A highlight at the ASH Annual Meetings is the prestigious Ham-Wasserman lecture – named in honour of two distinguished past presidents of the Society.
This year the 2020 Ham-Wasserman lecture was delivered by Australian Professor Andrew Roberts.
Professor Roberts presented a history of the development of BCL-2 inhibition from the 1980s through to the breakthrough of the first BH3-mimetic venetoclax – initially as a treatment for CLL, and its current and future use.
He told the virtual meeting that BCL2 overexpression was a common theme in blood cancers and from early after its discovery, BCL-2 was recognised as an attractive target.
He said the reward of some three decades of research had been that venetoclax had established the paradigm that apoptosis can now be directly triggered as a cancer therapy.
“I think we’re really at the beginning of the dawn of BH3 mimetic treatment,” he said.
“These are cytotoxic drugs that are generally well tolerated, and they show a real capacity to improve outcomes for at least some groups of patients, but there’s plenty more to be done.”
“We’re going to find out more about this because there’s over 230 trials using this drug going on worldwide, most in haematological malignancies, and other companies are bringing BCL-2 inhibitors to compete with venetoclax.”
He said all the data with venetoclax-based treatments shows that CR and, ideally, MRD-negativity were the best indicators of whether patients would do well long term.
“So the goal of treatment, at least using surrogate markers, should be to try to eliminate disease and achieve those two statuses.”
Professor Robert said combination therapy will be the norm – rational combinations of drugs based on preclinical and clinical evaluation.
“There’s significant trials trying to enhance TP53 activity and by adding cytotoxics to increase the signal through TP53. And there’s the addition of other BH3 mimetics that target either MCL1 or BCL-xL that are also being explored.
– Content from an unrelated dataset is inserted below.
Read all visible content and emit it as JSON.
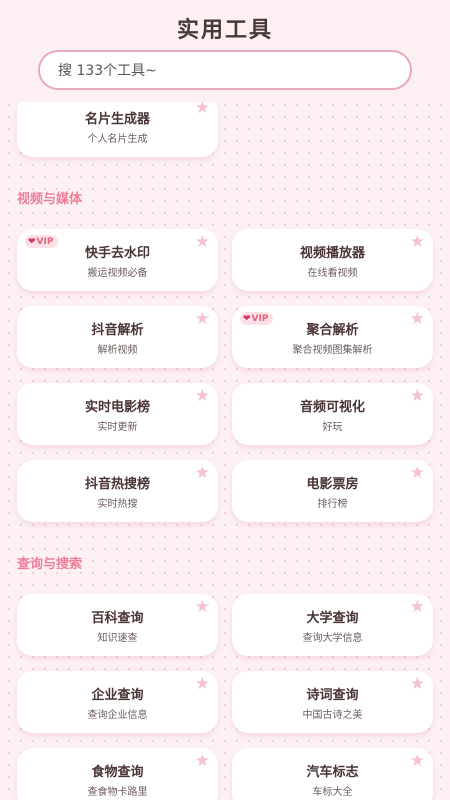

So watch this space.”
Key clinical questions yet to be answered included:
- How to integrate biomarkers for response and resistance?
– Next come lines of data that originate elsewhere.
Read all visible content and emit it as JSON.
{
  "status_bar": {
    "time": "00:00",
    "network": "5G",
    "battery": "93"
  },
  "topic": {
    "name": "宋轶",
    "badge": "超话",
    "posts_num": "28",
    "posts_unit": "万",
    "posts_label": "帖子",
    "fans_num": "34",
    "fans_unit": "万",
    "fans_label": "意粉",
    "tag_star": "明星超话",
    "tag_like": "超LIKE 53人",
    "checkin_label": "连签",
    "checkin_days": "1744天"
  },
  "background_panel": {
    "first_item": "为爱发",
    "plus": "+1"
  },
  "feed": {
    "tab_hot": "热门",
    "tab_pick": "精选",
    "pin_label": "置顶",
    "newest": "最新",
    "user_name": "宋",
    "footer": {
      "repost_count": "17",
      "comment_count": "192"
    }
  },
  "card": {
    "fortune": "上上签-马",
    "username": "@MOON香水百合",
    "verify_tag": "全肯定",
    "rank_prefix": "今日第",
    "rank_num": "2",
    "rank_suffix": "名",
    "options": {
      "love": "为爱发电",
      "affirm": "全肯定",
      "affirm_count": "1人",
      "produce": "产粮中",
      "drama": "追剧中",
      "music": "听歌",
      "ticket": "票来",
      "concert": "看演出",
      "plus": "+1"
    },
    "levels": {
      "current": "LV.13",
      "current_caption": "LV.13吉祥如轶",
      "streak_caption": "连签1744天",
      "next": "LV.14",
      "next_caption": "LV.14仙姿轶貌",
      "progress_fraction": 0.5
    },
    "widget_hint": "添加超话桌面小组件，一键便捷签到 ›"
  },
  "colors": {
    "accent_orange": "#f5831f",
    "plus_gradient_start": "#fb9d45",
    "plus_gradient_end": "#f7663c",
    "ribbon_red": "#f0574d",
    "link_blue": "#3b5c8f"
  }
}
- What was the optimal duration of venetoclax-based therapy?
- What about long-term safety issues with prolonged BCL-2 inhibition?
He said he was looking forward to the results of a UK study that will inform whether duration of venetoclax therapy for any individual can be optimised by monitoring serial MRD.
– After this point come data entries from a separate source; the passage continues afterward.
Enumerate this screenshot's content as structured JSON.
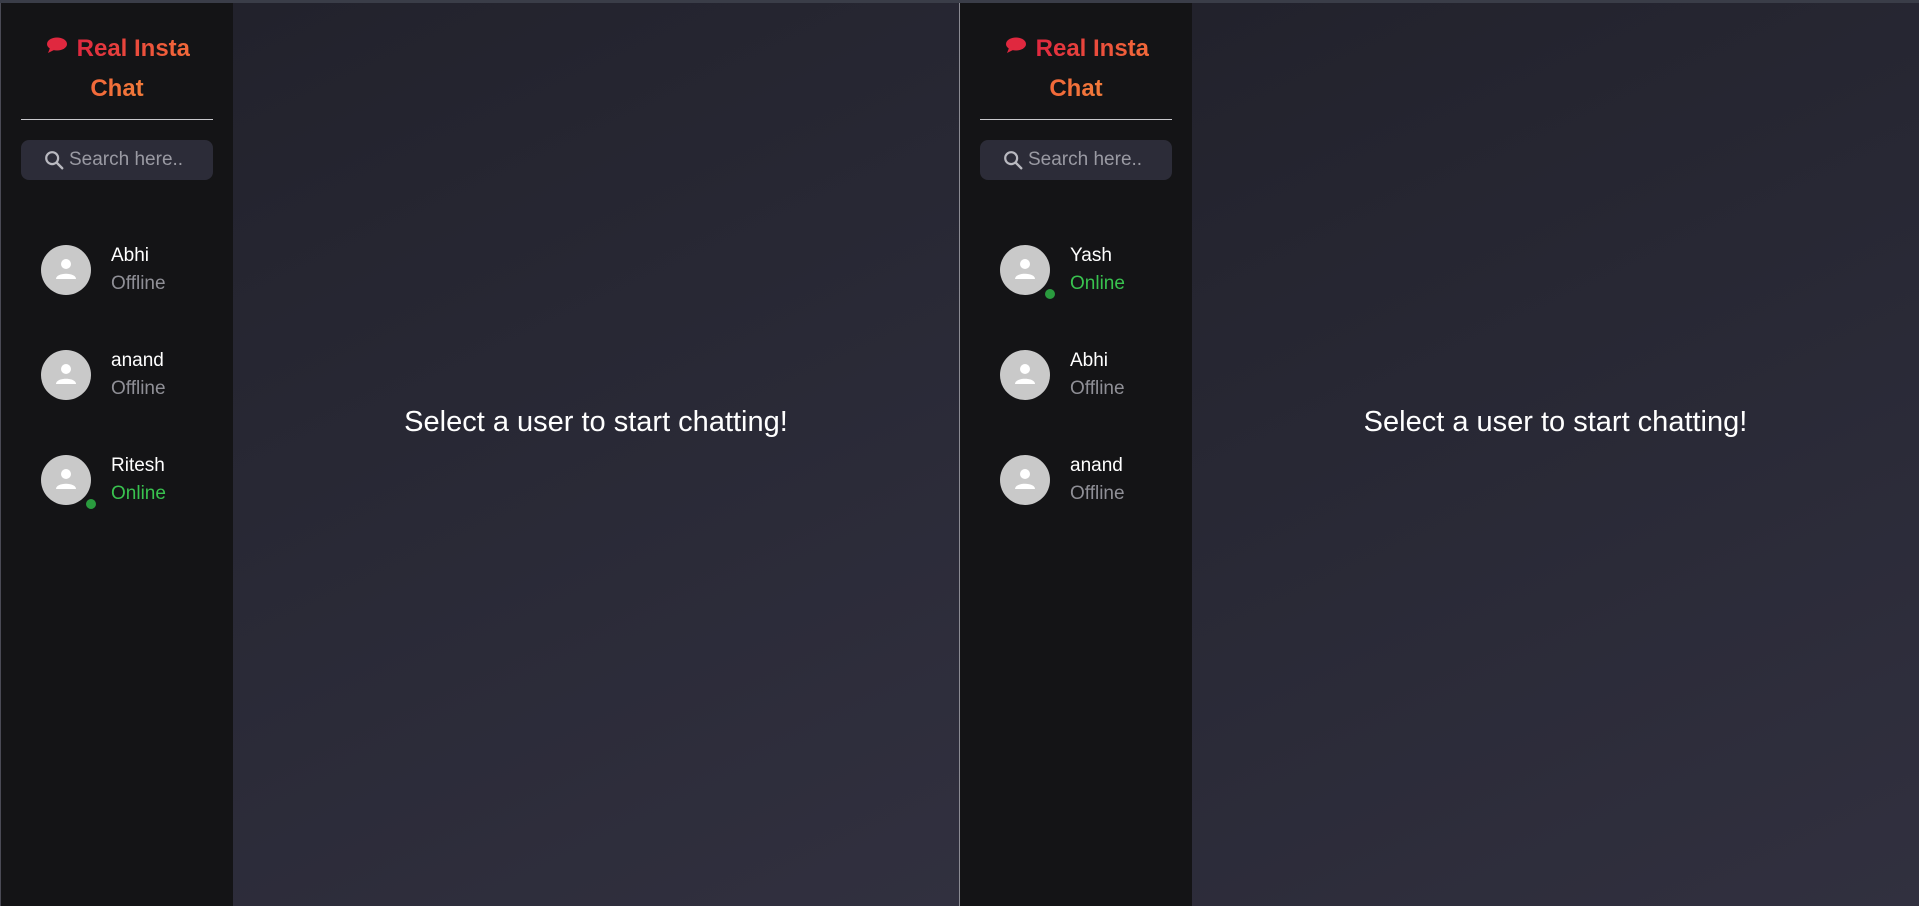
{
  "panes": [
    {
      "brand": {
        "title": "Real Insta Chat",
        "icon": "chat-bubble-icon",
        "gradient": [
          "#e0283f",
          "#f27a3a"
        ]
      },
      "search": {
        "placeholder": "Search here..",
        "value": ""
      },
      "users": [
        {
          "name": "Abhi",
          "status": "Offline",
          "online": false
        },
        {
          "name": "anand",
          "status": "Offline",
          "online": false
        },
        {
          "name": "Ritesh",
          "status": "Online",
          "online": true
        }
      ],
      "main": {
        "empty_message": "Select a user to start chatting!"
      }
    },
    {
      "brand": {
        "title": "Real Insta Chat",
        "icon": "chat-bubble-icon",
        "gradient": [
          "#e0283f",
          "#f27a3a"
        ]
      },
      "search": {
        "placeholder": "Search here..",
        "value": ""
      },
      "users": [
        {
          "name": "Yash",
          "status": "Online",
          "online": true
        },
        {
          "name": "Abhi",
          "status": "Offline",
          "online": false
        },
        {
          "name": "anand",
          "status": "Offline",
          "online": false
        }
      ],
      "main": {
        "empty_message": "Select a user to start chatting!"
      }
    }
  ],
  "colors": {
    "online": "#39c24f",
    "offline": "#8f8f96",
    "sidebar_bg": "#141416",
    "main_bg": "#2a2a37"
  }
}
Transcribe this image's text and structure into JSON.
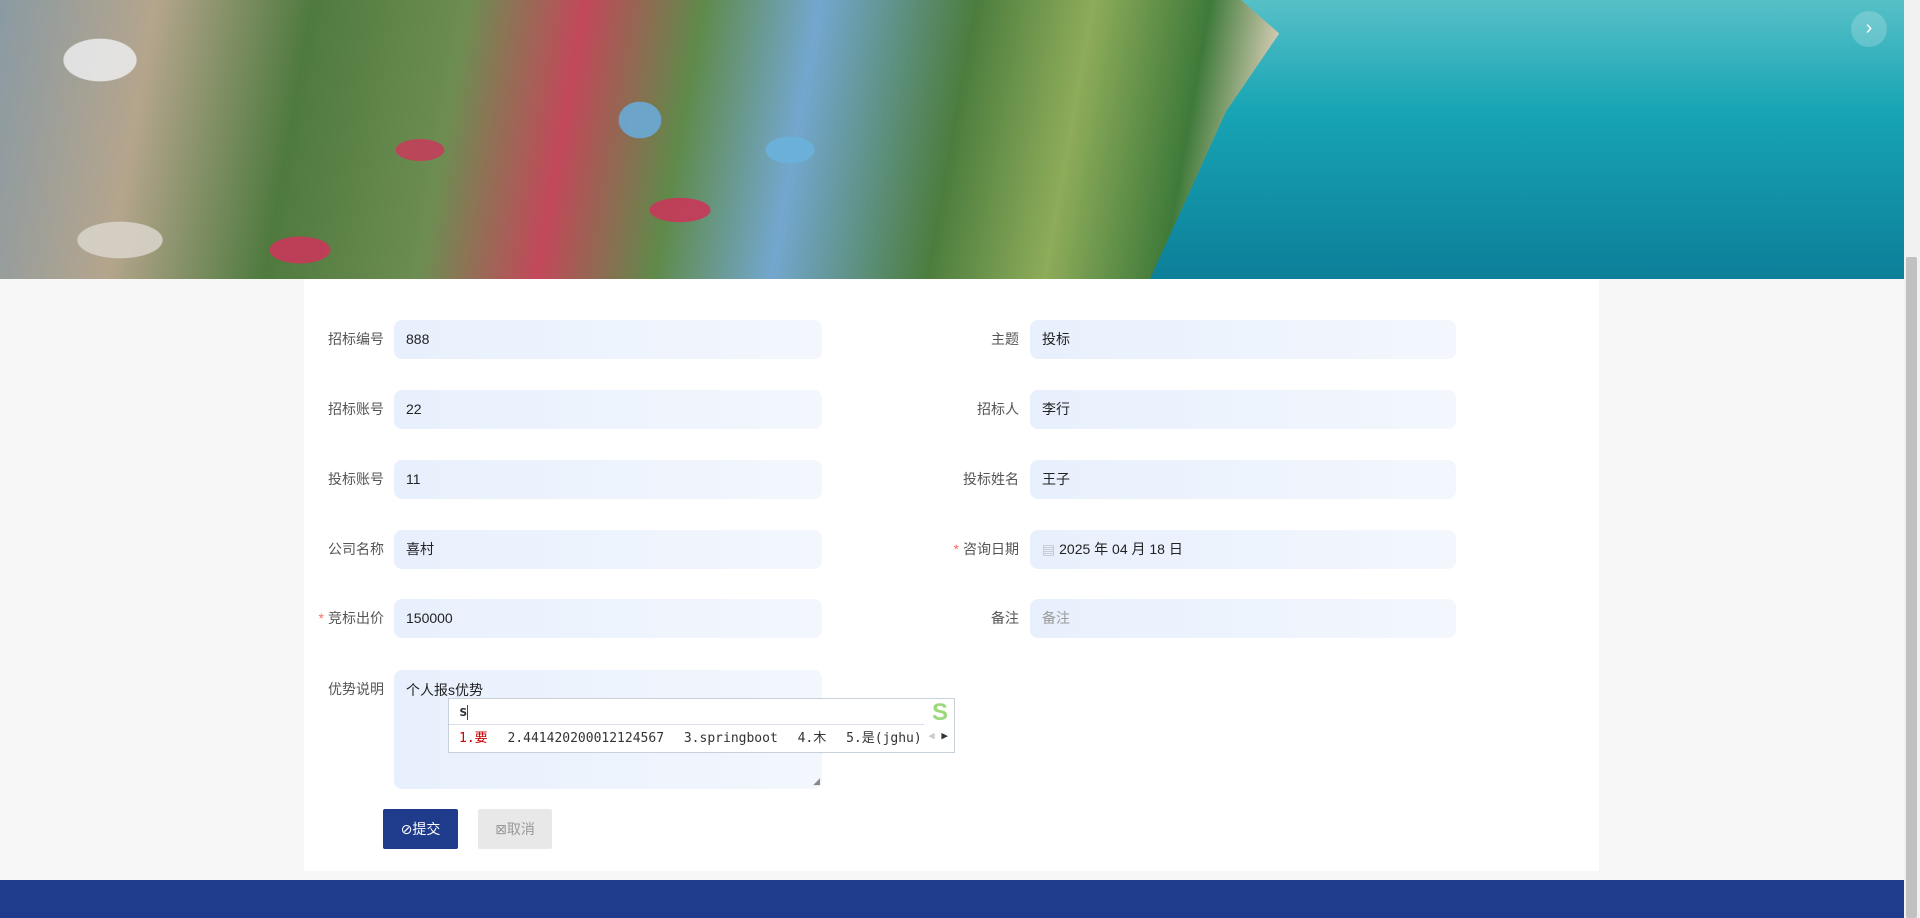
{
  "banner": {
    "next_icon": "chevron-right-icon",
    "next_glyph": "›"
  },
  "form": {
    "left": [
      {
        "label": "招标编号",
        "value": "888",
        "required": false
      },
      {
        "label": "招标账号",
        "value": "22",
        "required": false
      },
      {
        "label": "投标账号",
        "value": "11",
        "required": false
      },
      {
        "label": "公司名称",
        "value": "喜村",
        "required": false
      },
      {
        "label": "竞标出价",
        "value": "150000",
        "required": true
      }
    ],
    "right": [
      {
        "label": "主题",
        "value": "投标",
        "required": false
      },
      {
        "label": "招标人",
        "value": "李行",
        "required": false
      },
      {
        "label": "投标姓名",
        "value": "王子",
        "required": false
      },
      {
        "label": "咨询日期",
        "value": "2025 年 04 月 18 日",
        "required": true
      },
      {
        "label": "备注",
        "value": "",
        "placeholder": "备注",
        "required": false
      }
    ],
    "advantage": {
      "label": "优势说明",
      "value": "个人报s优势"
    },
    "submit_label": "⊘提交",
    "cancel_label": "⊠取消",
    "required_mark": "*"
  },
  "ime": {
    "composition": "s",
    "candidates": [
      "1.要",
      "2.441420200012124567",
      "3.springboot",
      "4.木",
      "5.是(jghu)"
    ],
    "logo": "S"
  },
  "colors": {
    "primary": "#1f3b8b",
    "input_bg": "#e8f0fd",
    "required": "#f56c6c"
  }
}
“In AML, we need to know whether venetoclax can be added safely and is an advantage, if added to standard induction therapy, for fit patients. And can it be combined with other targeted agents to reduce the risk of subclonal resistance?”
“In myeloma, we’re looking forward to the formal outcomes of a randomised trial that hasn’t been fully reported as yet. And we want to know if there’s a selective benefit in the t(11;14) and other biomarker-selected subgroups. And, of course, can the drug be combined safely with other targeted agents?”
Professor Roberts said that in lymphoma the key questions include whether a venetoclax/ibrutinib combination is superior to ibrutinib monotherapy in relapsed mantle cell lymphoma, with two trials underway.
“And, in diffuse large B-cell lymphoma, does venetoclax add efficacy to R-CHOP? Expect to see early-phase results in acute lymphoblastic leukemia, myelodysplasia, and other diseases in the near future.”
In summing up, he acknowledged the huge number of scientists and clinical teams, colleagues and collaborators around the world that had brought this class of anti-cancer treatment forward from the bench to the clinic.
Professor Roberts is Research and Education Lead for Haematology across the Victorian Comprehensive Cancer Centre, holds joint appointments with the Walter and Eliza Hall Institute (WEHI) and the University of Melbourne, and practices at the Royal Melbourne Hospital and Peter MacCallum Cancer Centre.
Disclosure statement: Professor Roberts receives a share of milestone and royalty payments related to venetoclax paid by Genentech and AbbVie to WEHI.